Thursday, March 29, 2007

In Which We Discuss Bigness

Moscow is huge, man. Huge in a way that facts and figures don't really express, but here are some anyway:
In 2004 the population inside the city limits is 10,101,500. All these folks are crowded into an area of 1,081 sq. km. That makes it, as near as I can tell, the second densest city with a population over one million. Only Paris is denser, but it has a measly 2,153,600 residents. (Los Angeles, by comparison is 1,290.6 km² with a population of 3,844,829).

All that, true though it is, isn't exactly what I'm talking about. Moscow is BIG; exhilaratingly, oppressively, inescapably, exasperatingly, sublimely HUGE. It partakes, in its totality, of the Platonic form of BIGNESS. It's BIG: as Big as Leroy Brown is Bad; Bigger than the Brobdingnagians; Big like Tom Hanks at a carnival.
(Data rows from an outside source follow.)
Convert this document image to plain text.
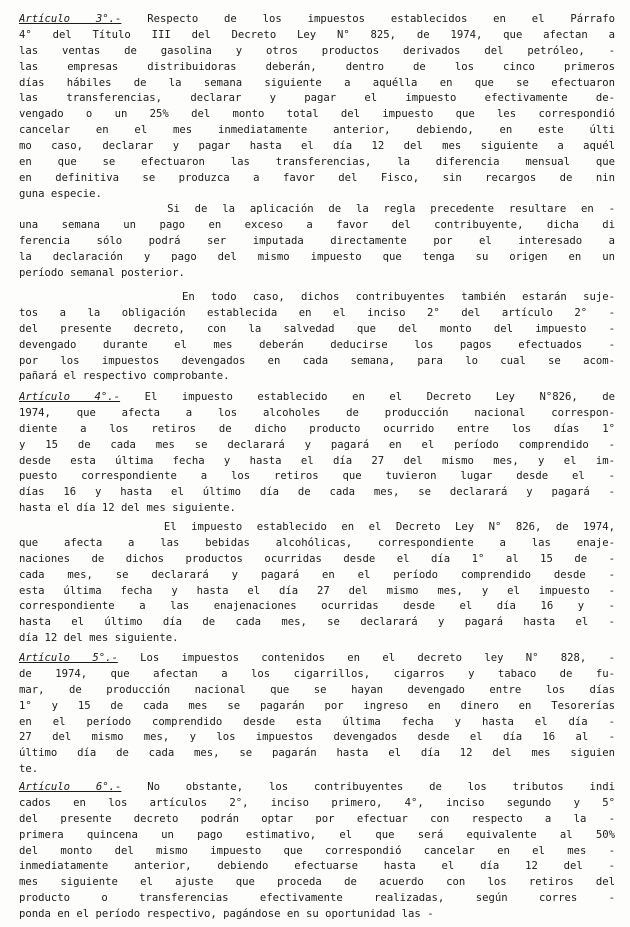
Artículo 3°.- Respecto de los impuestos establecidos en el Párrafo
4° del Título III del Decreto Ley N° 825, de 1974, que afectan a
las ventas de gasolina y otros productos derivados del petróleo, -
las empresas distribuidoras deberán, dentro de los cinco primeros
días hábiles de la semana siguiente a aquélla en que se efectuaron
las transferencias, declarar y pagar el impuesto efectivamente de-
vengado o un 25% del monto total del impuesto que les correspondió
cancelar en el mes inmediatamente anterior, debiendo, en este últi
mo caso, declarar y pagar hasta el día 12 del mes siguiente a aquél
en que se efectuaron las transferencias, la diferencia mensual que
en definitiva se produzca a favor del Fisco, sin recargos de nin
guna especie.
Si de la aplicación de la regla precedente resultare en -
una semana un pago en exceso a favor del contribuyente, dicha di
ferencia sólo podrá ser imputada directamente por el interesado a
la declaración y pago del mismo impuesto que tenga su origen en un
período semanal posterior.
En todo caso, dichos contribuyentes también estarán suje-
tos a la obligación establecida en el inciso 2° del artículo 2° -
del presente decreto, con la salvedad que del monto del impuesto -
devengado durante el mes deberán deducirse los pagos efectuados -
por los impuestos devengados en cada semana, para lo cual se acom-
pañará el respectivo comprobante.
Artículo 4°.- El impuesto establecido en el Decreto Ley N°826, de
1974, que afecta a los alcoholes de producción nacional correspon-
diente a los retiros de dicho producto ocurrido entre los días 1°
y 15 de cada mes se declarará y pagará en el período comprendido -
desde esta última fecha y hasta el día 27 del mismo mes, y el im-
puesto correspondiente a los retiros que tuvieron lugar desde el -
días 16 y hasta el último día de cada mes, se declarará y pagará -
hasta el día 12 del mes siguiente.
El impuesto establecido en el Decreto Ley N° 826, de 1974,
que afecta a las bebidas alcohólicas, correspondiente a las enaje-
naciones de dichos productos ocurridas desde el día 1° al 15 de -
cada mes, se declarará y pagará en el período comprendido desde -
esta última fecha y hasta el día 27 del mismo mes, y el impuesto -
correspondiente a las enajenaciones ocurridas desde el día 16 y -
hasta el último día de cada mes, se declarará y pagará hasta el -
día 12 del mes siguiente.
Artículo 5°.- Los impuestos contenidos en el decreto ley N° 828, -
de 1974, que afectan a los cigarrillos, cigarros y tabaco de fu-
mar, de producción nacional que se hayan devengado entre los días
1° y 15 de cada mes se pagarán por ingreso en dinero en Tesorerías
en el período comprendido desde esta última fecha y hasta el día -
27 del mismo mes, y los impuestos devengados desde el día 16 al -
último día de cada mes, se pagarán hasta el día 12 del mes siguien
te.
Artículo 6°.- No obstante, los contribuyentes de los tributos indi
cados en los artículos 2°, inciso primero, 4°, inciso segundo y 5°
del presente decreto podrán optar por efectuar con respecto a la -
primera quincena un pago estimativo, el que será equivalente al 50%
del monto del mismo impuesto que correspondió cancelar en el mes -
inmediatamente anterior, debiendo efectuarse hasta el día 12 del -
mes siguiente el ajuste que proceda de acuerdo con los retiros del
producto o transferencias efectivamente realizadas, según corres -
ponda en el período respectivo, pagándose en su oportunidad las -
I mean BIG! Or, as a Russian Billboard advertising a new 1 liter bottle of beer put it: "a BIG taste for a BIG country."

You see it in the parades of giant concrete tenements, 10 stories high, 100 metres long, that march off in ranks as far as you can see.
You hear it in the car alarm symphonies that play in the distance (and not-so-distance) at night, each a fitting sub-melody gracing the grand cacophony.
You feel it in the body warmth of that smokin' hot Russian babe who, on the train in the Metro, is stacked up next to you as tight as cigarettes in a pack.